Tarantino did not 'rip off' Wild at Heart
If anything he was ripping off Alex Cox.
There is far more of Repo Man and Straight to Hell in Tarantino's work than anything by Lynch. In fact you could even say Lynch was ripping off Straight to Hell as much as Tarantino was ripping-off Lynch (n.b. contrary to popular belief Lynch did not invent surreal, slightly perverse or off-kilter depictions of classic Americana, he just popularized it).
Straight to Hell, with its exiled hit-men (one white, one black, both dressed in black suits and skinny ties) lost in a harsh and violent desert; where desperado's wage war with them; where seductive, possibly insane women want to sleep with them; where elements of film noir and spaghetti western are merged; where the dialogue is peppered with pop-culture references and pitch black humor; where the entire thing teeters between insanity, tongue in cheek farce, genre deconstruction and political satire.
There's more of Pulp Fiction and Wild at Heart in that description than there is elements of Lynch in Tarantino.

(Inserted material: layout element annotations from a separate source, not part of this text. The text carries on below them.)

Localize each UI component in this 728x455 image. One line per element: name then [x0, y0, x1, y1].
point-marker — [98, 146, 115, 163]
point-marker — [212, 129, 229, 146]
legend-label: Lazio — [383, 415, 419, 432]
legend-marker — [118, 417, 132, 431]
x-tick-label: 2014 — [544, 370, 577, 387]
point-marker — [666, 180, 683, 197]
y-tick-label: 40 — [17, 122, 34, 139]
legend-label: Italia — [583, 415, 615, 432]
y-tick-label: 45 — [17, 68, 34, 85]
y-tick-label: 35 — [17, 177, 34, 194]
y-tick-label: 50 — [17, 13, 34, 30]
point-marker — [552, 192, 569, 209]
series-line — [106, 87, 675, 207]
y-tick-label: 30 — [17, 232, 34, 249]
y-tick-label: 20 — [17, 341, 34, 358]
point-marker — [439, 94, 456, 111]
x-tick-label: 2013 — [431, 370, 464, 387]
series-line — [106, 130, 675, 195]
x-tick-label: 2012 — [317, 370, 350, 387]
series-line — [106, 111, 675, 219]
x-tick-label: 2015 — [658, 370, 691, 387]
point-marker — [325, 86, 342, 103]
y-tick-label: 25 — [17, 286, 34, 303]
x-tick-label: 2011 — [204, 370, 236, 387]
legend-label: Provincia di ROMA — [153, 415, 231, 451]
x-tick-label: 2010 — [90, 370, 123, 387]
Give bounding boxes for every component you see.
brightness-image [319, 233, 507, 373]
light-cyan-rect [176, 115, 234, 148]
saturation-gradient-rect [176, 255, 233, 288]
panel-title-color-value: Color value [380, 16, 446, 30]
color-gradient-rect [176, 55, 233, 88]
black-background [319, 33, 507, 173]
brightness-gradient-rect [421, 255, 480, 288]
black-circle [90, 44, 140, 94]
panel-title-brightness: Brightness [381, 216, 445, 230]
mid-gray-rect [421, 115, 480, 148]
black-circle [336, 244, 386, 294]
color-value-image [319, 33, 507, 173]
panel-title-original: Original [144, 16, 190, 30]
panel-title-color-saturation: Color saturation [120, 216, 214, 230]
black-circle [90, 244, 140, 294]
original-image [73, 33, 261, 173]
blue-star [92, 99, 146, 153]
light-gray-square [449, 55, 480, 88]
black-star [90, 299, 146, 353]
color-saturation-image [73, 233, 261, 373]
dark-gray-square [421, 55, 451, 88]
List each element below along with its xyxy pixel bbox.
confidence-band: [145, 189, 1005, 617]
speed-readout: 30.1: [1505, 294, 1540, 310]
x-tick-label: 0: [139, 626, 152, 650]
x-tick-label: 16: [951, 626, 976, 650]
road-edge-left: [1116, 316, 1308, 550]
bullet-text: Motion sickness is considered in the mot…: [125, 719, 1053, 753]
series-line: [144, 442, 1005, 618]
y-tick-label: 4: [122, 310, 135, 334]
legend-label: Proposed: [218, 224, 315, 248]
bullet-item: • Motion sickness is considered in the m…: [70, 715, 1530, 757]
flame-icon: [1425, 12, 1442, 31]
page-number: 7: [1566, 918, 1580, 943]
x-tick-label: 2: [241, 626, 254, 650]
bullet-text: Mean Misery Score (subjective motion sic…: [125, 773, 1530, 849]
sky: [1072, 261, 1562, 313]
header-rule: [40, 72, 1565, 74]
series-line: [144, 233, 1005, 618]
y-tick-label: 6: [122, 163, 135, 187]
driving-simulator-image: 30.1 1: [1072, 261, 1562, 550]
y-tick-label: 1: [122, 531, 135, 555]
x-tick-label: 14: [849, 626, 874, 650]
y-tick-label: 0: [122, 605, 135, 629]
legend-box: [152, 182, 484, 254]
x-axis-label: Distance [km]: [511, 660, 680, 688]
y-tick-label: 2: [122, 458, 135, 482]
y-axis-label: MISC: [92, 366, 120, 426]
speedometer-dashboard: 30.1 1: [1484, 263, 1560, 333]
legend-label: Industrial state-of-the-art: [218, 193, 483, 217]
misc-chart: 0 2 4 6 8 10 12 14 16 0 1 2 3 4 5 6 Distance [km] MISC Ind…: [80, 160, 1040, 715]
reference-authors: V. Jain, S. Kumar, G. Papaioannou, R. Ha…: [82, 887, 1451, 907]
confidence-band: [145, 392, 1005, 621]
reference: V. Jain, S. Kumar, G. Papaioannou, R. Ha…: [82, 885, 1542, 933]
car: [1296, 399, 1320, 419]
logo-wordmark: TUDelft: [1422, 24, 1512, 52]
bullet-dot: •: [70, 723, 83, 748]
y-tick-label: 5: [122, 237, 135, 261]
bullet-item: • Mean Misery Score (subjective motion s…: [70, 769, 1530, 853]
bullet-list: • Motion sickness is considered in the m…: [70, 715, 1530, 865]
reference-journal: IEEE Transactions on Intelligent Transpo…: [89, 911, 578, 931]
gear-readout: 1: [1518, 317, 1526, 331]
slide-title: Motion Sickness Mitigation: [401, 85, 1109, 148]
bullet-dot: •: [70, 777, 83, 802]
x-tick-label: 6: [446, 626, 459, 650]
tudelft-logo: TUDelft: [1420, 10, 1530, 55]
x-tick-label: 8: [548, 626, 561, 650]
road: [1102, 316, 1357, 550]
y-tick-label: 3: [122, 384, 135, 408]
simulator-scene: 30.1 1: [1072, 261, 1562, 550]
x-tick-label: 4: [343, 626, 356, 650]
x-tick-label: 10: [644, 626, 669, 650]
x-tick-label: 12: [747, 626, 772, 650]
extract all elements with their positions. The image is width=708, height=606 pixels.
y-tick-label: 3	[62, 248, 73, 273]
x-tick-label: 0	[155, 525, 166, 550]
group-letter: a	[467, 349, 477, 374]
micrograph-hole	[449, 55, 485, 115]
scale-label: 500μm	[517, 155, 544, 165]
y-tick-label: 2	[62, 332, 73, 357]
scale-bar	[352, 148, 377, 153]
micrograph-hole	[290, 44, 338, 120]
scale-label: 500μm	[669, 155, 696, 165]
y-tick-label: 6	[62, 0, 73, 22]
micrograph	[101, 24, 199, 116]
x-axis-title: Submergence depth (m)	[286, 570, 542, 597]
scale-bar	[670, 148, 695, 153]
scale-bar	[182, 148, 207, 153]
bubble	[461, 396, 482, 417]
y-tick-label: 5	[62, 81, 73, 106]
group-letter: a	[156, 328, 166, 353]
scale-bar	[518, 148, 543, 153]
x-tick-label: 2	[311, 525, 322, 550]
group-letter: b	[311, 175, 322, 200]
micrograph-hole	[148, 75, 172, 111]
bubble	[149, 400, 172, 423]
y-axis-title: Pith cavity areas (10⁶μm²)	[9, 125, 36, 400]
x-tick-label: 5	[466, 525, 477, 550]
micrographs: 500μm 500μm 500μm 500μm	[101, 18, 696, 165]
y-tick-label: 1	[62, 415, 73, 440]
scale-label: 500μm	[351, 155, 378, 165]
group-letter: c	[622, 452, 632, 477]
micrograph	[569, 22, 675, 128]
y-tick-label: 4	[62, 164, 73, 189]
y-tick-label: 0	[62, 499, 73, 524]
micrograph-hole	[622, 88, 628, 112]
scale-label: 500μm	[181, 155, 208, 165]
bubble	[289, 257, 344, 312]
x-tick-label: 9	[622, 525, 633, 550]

Tarantino's early style was essentially the cinematic approach of the French New Wave (early Godard in particular) combined with elements of film noir, Italian exploitation, Hong Kong crime thrillers, B-movies and the work of "new Hollywood" directors like De Palma and Scorsese.
Wild at Heart seems familiar only because it's Lynch's most post-modern film (it shares the same influences, chiefly youth on the run exploitation movies and Italian westerns); his other films tend to be more like distortions of classical Hollywood movies (Sunset Boulevard, Double Indemnity or Kiss Me Deadly filtered through influence of Cocteau and Maya Deren).